Que no todos los que se opusieron a la intervención militar del año 2003
compartían la espesura iluminadora y cegadora de ese incendio se demostró en
reiteradas citas electorales. Lo elemental de esa verdad tiene una contundencia
que ni siquiera ha merecido la atención de quienes prefieren un paisaje exento
de matices. Pero tal vez convenga añadir algunas consideraciones, realizadas con
la legitimidad de haber criticado la posición del Gobierno -si de algo sirve
para quienes se pertrechan en la sala de banderas de sus prejuicios-, aunque sin
caer nunca en las actitudes de quienes se presentaron como propietarios
exclusivos del interés por la paz, lo cual nada tiene que ver con el pacifismo a
secas. Y, desde luego, sin tolerar que nadie negocie con el sufrimiento siempre
ajeno, con las víctimas que no son suyas, con el dolor que no le pertenece.

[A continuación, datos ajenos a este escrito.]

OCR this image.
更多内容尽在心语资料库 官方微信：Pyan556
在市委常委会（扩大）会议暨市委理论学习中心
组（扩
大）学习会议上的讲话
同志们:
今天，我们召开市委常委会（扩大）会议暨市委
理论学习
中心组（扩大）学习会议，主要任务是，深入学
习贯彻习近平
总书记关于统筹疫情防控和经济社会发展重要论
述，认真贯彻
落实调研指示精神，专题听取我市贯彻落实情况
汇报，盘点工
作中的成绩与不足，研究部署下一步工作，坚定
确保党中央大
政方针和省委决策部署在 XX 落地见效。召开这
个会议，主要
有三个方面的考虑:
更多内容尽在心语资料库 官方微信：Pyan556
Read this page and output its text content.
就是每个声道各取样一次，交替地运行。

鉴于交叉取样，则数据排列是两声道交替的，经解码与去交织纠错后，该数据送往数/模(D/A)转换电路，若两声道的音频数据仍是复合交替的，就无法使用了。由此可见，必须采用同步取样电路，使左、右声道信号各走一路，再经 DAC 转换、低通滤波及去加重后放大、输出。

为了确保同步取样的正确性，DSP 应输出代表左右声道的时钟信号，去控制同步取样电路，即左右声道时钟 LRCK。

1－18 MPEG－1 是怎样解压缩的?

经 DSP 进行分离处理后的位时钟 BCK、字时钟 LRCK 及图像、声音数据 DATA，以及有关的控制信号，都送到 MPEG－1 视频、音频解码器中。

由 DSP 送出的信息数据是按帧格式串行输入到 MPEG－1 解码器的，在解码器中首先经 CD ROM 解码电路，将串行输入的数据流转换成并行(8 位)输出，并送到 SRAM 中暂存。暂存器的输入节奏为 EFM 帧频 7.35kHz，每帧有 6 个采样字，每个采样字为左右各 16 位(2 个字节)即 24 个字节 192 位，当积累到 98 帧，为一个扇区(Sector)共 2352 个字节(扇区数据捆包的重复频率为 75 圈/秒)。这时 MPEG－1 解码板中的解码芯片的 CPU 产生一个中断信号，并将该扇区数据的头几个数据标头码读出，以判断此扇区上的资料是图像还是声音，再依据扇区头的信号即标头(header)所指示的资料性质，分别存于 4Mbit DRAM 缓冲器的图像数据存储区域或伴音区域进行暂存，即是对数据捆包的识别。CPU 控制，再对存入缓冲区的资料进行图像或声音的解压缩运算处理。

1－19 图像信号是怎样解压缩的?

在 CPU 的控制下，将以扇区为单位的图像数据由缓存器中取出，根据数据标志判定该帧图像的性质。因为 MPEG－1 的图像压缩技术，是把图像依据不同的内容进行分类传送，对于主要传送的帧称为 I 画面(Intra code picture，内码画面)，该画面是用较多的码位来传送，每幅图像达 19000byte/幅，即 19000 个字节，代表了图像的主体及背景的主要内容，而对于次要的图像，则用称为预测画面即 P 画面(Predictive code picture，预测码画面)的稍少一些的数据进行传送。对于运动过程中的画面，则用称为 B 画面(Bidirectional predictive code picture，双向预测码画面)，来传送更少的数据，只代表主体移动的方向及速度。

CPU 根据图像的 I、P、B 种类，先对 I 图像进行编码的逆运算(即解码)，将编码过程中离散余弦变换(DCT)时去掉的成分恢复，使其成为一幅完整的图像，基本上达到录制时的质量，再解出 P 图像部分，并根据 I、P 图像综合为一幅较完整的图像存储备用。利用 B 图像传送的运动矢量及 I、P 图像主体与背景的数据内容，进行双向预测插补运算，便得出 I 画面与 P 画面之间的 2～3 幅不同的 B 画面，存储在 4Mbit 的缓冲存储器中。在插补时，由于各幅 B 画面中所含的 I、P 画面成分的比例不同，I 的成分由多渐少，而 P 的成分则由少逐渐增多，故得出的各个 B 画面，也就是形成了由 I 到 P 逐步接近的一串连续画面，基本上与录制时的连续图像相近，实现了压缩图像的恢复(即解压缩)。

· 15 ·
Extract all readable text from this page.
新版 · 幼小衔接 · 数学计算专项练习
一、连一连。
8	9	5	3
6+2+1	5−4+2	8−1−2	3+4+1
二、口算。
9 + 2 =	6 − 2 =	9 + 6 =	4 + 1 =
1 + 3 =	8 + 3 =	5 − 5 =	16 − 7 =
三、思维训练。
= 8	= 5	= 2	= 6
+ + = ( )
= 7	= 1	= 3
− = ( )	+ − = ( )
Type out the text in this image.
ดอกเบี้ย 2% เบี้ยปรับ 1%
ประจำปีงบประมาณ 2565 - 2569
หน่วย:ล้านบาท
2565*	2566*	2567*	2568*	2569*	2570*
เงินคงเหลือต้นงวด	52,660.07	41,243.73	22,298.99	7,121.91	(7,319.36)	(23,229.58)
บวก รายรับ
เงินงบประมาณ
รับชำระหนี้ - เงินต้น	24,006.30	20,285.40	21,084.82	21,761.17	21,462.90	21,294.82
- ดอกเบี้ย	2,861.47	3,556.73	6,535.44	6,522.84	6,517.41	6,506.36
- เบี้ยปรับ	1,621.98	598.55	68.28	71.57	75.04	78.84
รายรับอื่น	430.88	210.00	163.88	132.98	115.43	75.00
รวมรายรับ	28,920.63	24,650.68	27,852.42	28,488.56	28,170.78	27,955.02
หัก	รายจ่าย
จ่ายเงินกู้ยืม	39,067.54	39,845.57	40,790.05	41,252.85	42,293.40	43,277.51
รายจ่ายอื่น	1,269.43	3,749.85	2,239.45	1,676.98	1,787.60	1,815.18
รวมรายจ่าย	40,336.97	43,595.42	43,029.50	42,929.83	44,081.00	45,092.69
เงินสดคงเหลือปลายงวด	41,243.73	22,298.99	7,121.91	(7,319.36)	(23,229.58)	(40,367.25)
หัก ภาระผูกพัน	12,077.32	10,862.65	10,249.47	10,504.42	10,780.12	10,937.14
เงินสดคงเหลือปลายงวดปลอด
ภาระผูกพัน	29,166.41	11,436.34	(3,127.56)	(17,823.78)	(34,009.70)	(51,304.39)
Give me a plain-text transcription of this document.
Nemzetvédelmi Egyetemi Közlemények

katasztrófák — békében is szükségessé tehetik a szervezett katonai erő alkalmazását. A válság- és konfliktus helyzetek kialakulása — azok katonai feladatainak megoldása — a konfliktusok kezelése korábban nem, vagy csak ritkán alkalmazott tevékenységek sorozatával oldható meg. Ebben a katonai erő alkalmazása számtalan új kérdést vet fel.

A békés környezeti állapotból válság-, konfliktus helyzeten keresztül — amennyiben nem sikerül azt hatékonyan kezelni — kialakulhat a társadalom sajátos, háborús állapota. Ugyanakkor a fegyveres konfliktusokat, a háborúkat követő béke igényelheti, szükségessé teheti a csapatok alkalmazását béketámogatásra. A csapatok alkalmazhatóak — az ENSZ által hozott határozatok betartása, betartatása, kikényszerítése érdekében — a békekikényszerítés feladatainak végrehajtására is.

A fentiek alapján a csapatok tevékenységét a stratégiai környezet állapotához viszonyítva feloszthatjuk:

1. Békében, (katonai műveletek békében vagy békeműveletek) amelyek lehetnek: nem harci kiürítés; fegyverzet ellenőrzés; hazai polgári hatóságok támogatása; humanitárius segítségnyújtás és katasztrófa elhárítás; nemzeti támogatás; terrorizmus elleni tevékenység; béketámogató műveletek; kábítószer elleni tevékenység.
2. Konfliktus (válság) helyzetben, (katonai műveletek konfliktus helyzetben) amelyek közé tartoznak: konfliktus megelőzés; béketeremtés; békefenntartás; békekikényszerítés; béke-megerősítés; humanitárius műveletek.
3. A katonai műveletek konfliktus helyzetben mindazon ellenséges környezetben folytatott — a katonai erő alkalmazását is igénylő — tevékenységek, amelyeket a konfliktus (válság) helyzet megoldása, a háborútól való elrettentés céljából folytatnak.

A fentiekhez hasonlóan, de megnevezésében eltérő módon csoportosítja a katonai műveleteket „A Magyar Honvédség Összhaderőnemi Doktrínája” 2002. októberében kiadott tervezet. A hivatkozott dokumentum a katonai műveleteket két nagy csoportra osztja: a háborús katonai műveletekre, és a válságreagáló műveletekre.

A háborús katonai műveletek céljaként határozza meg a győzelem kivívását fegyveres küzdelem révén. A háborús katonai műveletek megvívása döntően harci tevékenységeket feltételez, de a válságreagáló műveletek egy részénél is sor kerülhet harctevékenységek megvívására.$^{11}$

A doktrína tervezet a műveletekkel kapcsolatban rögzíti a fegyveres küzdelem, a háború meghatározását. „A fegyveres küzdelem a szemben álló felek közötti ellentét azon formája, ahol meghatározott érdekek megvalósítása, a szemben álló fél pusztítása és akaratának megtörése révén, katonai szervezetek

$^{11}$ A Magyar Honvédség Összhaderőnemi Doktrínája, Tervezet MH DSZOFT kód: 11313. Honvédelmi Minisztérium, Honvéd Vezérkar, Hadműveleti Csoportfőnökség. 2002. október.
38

Podría entrarse al sucio trapo de arrojar a la cara de muchos políticos e
intelectuales sus complicidades previas, las incoherencias que yacen en las
hemerotecas. Tal vez, esos aspectos merecen recostarse donde habita el olvido.
Porque interesa señalar lo que debería aguardar en el futuro. Me interesa más,
por ejemplo, la manera en que se haya podido considerar que es indigno hablar de
la necesidad de un orden mundial que respete los derechos de todos señalando, a
continuación, que eso no puede hacerse sin una fuerza militar de disuasión. Me
preocupa que sea políticamente incorrecto indicar para qué ha servido el Consejo
de Seguridad en los tiempos de la política de bloques. Me horroriza que no se
señale que la amenaza de la fuerza es la garantía de un derecho, en especial
para pueblos sojuzgados por sus abyectos gobernantes. Me inquieta que nadie
recuerde a los pacifistas si su actitud no es más propia de los indiferentes que
de los implicados, y que no parezcan saber a dónde conduce una sistemática de no
intervención. Me duele que parezca grosero referirse a los intereses de una
cultura democrática cuya mayor deficiencia consiste en no haberla extendido a
todos los habitantes del planeta, a veces con la aviesa complicidad de un
confortable relativismo cultural. Me sorprende que resulte denigrante considerar
si nada nos importa que la mitad de las reservas del petróleo del que dependemos
estén en una zona que debería resultar interesante para la suerte de nuestra
sociedad y, por consiguiente -guste más o menos ese «por consiguiente»-, para
todo el mundo.
Estas son las cuestiones incómodas a plantear. Porque solamente así un episodio
concreto pierde su carácter autárquico e insignificante, para adquirir la
consistencia de un hecho con el sentido de su propio relato histórico. Y,
además, porque las posiciones de cada uno adquieren así su verdadera dimensión,
para situarse al margen de fronteras morales caprichosas. Diciendo que no se
está contra cualquier intervención militar puede ponerse en cuestión la que se
produjo en marzo de 2003. De otra forma, uno se encuentra en un territorio de
apariencia angelical en el que, en realidad, reinan los demonios: sometiendo a
sus pueblos y vulnerando sus derechos todos los días, además de amenazar la paz
de quienes no son sus súbditos directos. Para algunos, esta pasividad disfrazada
del pacifismo ha podido ser el resultado de la ingenuidad. Para otros, el efecto
de un cálculo perverso. Para todos, de lo que se trata es de saber si nos
interesa comenzar en este tema, como en tantos otros, un debate que tenga en
cuenta la complejidad del objeto y la presunción de inocencia de quienes
intervienen en él.
Así, daríamos vigor a las alas de una paloma de la paz que no vuela sin recursos
de seguridad. En caso contrario, seguiremos en una división de emplazamientos
éticos inaceptable, un espacio donde los gestos solemnes se creen palabras y
donde el brillo cortante del silencio se confunde con la agudeza de las ideas.